Directing - Includes expanded coursework in directing and assistant directing opportunities in our production season, as well as directing assignments in the annual Wrights of Spring Festival, Theatre Studies Lab series, and other independent projects.
Theatre for Young Audiences - Includes the study of dramatic literature for young audiences, educational outreach, artists as teachers, and educational practice. This concentration prepares students for working in education departments of theatres and in social institutions/programs.
Students learn from a distinguished and award-winning faculty of professional directors, arts administrators, playwrights, and arts writers both in the classroom and through individual guidance and advising. Students receive formal and informal feedback from faculty through continual evaluation of their work both in the classroom and in response to their production work.
The first-year curriculum is taken in collaboration with other theatre studies students and is an immersion into the culture of theatrical production and literature. Coursework includes script analysis, theatre history, and performance to facilitate critical thinking and an experiential understanding of the theatrical process. Students also participate in three crew assignments in various areas of production.
In the second year, students continue their core theatre studies coursework including workshop courses in performance, design and technical areas, and dramatic theory. In collaboration with their advisor, students also identify their concentration and begin coursework in that area. Students take elective coursework in theatrical and other areas of study to support their own educational goals. Production assignments are arranged in consultation with the student’s advisor and are in support of the concentration.
Third-year students continue their literary and communication studies with coursework in dramatic criticism and cultural and media studies. Further coursework is defined by the student’s concentration and elective studies. Production assignments are arranged in consultation with the student’s advisor and are in support of the concentration.
The fourth year is a transition year, further developing students’ abilities and preparing students to enter the profession. Coursework includes continued elective studies and a capstone course designed to prepare students to enter the profession in their chosen field. Students receive experience and exposure to their profession though a professional internship of their choosing.
At the end of each year, The Theatre School hosts a Graduate Showcase event to showcase the work of our graduating design students. Under the guidance of the faculty, graduating designers prepare a showcase exhibit of their portfolio – which is presented in Chicago for artistic directors, alumni, and other members of the theatre, film, and television industries.
In addition to the theatre training curriculum, students complete 52 quarterly credit hours (13 courses) in the university's Liberal Studies Program.
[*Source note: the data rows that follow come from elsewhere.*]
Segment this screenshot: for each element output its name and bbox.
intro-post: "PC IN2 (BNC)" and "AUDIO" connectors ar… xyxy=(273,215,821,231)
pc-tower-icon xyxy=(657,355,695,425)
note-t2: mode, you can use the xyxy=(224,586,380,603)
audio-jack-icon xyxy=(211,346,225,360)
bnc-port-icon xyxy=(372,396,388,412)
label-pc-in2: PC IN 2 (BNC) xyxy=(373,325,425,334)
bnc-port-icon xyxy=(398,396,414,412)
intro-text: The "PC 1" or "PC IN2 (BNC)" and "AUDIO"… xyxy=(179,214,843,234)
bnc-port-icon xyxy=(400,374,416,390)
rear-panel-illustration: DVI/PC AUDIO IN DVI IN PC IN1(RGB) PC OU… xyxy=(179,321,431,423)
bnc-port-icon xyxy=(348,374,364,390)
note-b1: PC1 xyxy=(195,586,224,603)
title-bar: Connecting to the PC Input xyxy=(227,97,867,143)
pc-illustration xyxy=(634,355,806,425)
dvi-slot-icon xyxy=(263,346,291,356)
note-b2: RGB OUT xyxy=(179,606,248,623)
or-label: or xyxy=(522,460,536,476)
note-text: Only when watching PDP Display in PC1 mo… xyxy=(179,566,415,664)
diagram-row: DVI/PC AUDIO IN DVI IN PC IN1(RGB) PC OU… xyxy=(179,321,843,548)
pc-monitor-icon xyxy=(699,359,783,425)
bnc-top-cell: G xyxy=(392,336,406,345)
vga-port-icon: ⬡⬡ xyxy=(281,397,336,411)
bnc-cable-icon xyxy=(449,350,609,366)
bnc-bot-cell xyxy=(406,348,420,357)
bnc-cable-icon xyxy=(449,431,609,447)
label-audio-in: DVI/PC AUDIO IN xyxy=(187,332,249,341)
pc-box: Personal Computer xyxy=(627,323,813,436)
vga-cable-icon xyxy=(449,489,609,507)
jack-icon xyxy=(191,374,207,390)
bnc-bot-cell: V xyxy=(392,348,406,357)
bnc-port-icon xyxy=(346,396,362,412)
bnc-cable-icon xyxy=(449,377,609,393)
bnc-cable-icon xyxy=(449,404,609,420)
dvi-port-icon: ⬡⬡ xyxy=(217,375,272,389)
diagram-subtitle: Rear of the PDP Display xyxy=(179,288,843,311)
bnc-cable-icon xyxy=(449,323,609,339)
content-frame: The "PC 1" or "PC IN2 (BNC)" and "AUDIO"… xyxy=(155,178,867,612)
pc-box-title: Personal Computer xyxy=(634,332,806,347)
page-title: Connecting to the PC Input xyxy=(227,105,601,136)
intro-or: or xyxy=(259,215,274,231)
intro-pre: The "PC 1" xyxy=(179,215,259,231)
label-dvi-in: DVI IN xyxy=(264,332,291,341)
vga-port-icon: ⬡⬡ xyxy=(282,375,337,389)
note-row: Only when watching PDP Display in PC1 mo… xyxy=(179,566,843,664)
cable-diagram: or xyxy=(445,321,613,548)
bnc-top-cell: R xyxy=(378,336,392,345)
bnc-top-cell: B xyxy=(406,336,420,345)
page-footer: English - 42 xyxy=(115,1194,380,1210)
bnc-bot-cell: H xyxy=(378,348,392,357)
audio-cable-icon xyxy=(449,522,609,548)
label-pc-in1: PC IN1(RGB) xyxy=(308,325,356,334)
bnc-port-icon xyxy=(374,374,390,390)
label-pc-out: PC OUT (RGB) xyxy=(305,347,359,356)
Courses are taken in theatre history, writing, quantitative reasoning and technological literacy, philosophical inquiry, religious dimensions, scientific inquiry, understanding the past, multiculturalism in the United States, and electives. These liberal studies courses are scheduled during the first three years of the program.
Every student receives quarterly evaluation and feedback from the faculty. Evaluations are based on discipline, collaboration, professional potential, and progress in the program.